What are your biggest opportunities & challenges for the next 12-24 months?
Our biggest opportunity today is to change the way marketers think about marketing — which doesn’t happen very often. It’s a once-in-a-generation opportunity. We’re trying to shift away from marketing at consumers, to communication with them. The reason we can do this today is because of the data that we can now collect on consumers — with their permission — is more granular than ever. Once personal communication begins to take hold in the mainstream, marketing will never be the same. The challenges will be on marketers to catch up and master this new approach before their competitors do.
What keeps your clients up at night?
Again, no one wants to fall behind. The world is rapidly changing and innovating, and there are new demands on marketers to keep abreast of the new technologies that might hurt them (for example, ad blocking) and the new technologies that can help them — for example, communication automation, the technology that my company has pioneered.
What’s the hardest thing to educate a client about?
I would frame the question in a different way and ask, “What’s the one thing our clients really need to learn?” The answer: marketers need to think of automation technology as a strategic capability, not a tactical tool. The number one asset for company is its brand, so it’s natural that CMOs — the people I speak with every day — prioritize their work around creating the brand experience, protecting the brand experience, and extending the many ways that brand experience can be shared. What many CMOs today don’t know is that communication automation gives them ability to create branded experiences for their customers — experiences that compel customers to buy, to return, and, yes, to refer others, the key to viral growth — in a personalized and scalable way.

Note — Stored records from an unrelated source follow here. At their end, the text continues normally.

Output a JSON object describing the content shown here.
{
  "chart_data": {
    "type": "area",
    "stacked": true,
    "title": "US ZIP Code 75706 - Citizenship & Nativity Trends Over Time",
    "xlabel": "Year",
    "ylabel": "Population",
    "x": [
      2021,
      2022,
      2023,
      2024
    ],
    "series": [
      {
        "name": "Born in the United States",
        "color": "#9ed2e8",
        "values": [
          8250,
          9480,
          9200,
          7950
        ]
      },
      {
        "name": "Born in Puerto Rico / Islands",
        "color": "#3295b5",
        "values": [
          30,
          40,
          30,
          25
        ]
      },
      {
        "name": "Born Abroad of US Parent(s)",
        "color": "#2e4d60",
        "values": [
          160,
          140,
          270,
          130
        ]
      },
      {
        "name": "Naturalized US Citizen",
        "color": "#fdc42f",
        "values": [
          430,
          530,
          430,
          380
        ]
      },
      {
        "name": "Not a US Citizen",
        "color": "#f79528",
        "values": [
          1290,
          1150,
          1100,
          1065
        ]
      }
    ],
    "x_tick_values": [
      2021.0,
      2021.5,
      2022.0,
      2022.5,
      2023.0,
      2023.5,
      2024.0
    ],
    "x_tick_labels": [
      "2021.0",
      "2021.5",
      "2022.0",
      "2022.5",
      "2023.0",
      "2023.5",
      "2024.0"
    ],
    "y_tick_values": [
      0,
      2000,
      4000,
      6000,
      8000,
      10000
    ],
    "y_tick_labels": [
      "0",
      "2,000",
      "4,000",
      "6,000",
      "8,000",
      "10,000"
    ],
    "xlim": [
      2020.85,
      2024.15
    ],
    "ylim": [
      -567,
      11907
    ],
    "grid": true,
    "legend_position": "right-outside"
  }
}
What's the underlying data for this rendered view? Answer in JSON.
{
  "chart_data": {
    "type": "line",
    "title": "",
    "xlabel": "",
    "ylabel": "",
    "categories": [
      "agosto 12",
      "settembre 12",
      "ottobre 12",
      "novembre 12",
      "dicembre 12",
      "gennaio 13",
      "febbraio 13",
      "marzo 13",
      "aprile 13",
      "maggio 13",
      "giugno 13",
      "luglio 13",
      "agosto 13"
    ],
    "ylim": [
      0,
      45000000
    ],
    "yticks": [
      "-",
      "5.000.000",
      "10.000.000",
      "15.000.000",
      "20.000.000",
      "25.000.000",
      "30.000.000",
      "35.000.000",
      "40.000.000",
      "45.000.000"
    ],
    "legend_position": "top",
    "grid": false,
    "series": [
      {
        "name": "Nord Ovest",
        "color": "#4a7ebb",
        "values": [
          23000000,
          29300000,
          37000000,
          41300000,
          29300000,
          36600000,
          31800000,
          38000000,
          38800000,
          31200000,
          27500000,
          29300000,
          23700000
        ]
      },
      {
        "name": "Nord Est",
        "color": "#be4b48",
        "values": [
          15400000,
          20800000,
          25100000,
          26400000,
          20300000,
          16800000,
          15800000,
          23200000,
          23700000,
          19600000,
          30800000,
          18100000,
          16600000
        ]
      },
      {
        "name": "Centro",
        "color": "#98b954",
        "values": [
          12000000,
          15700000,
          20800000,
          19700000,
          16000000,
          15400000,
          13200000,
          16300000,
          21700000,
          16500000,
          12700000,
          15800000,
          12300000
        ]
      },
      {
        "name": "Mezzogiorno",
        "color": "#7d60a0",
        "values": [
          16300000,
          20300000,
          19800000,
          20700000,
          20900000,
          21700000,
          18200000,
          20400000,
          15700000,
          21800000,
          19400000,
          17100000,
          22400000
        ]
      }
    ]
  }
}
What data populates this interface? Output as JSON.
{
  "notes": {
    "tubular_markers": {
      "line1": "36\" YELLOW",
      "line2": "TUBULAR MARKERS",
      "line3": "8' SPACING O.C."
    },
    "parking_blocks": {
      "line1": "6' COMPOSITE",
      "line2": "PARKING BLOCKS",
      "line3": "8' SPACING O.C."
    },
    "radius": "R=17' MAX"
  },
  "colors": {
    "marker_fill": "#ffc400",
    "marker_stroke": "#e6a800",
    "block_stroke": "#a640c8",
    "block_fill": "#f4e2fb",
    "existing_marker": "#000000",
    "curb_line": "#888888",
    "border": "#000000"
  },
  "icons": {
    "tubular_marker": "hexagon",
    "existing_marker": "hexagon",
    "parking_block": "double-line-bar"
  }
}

This is the reason why automation is such a hot technology category. It’s not at the bottom (tactical) of the marketing tech food chain, but at the very top (strategic).
What are some of the unmet needs in the marketing technology landscape?
I would say that it’s not so much what’s missing, but more about educating marketers about what’s already there. As William Gibson said in another context, “the future is already here — it’s just not very evenly distributed.”
What social network do you anticipate accelerating growth in the next year?
I have to say that Facebook continues to impress. It was only a couple of weeks ago they announced that 1 billion users from its 1.5 billion active accounts signed in on one single day. That’s one out of seven of all people on earth. But what’s less known is the art and science that Facebook has long applied to growing its phenomenal user base.
My CEO, Adam Marchick, was part of the original Facebook growth team, and he helped bring some of that art and science into the Kahuna platform. So, let me answer the question this way. The “social network” I anticipate accelerating growth in the next year may very well be your company’s own social network with the help of communication automation.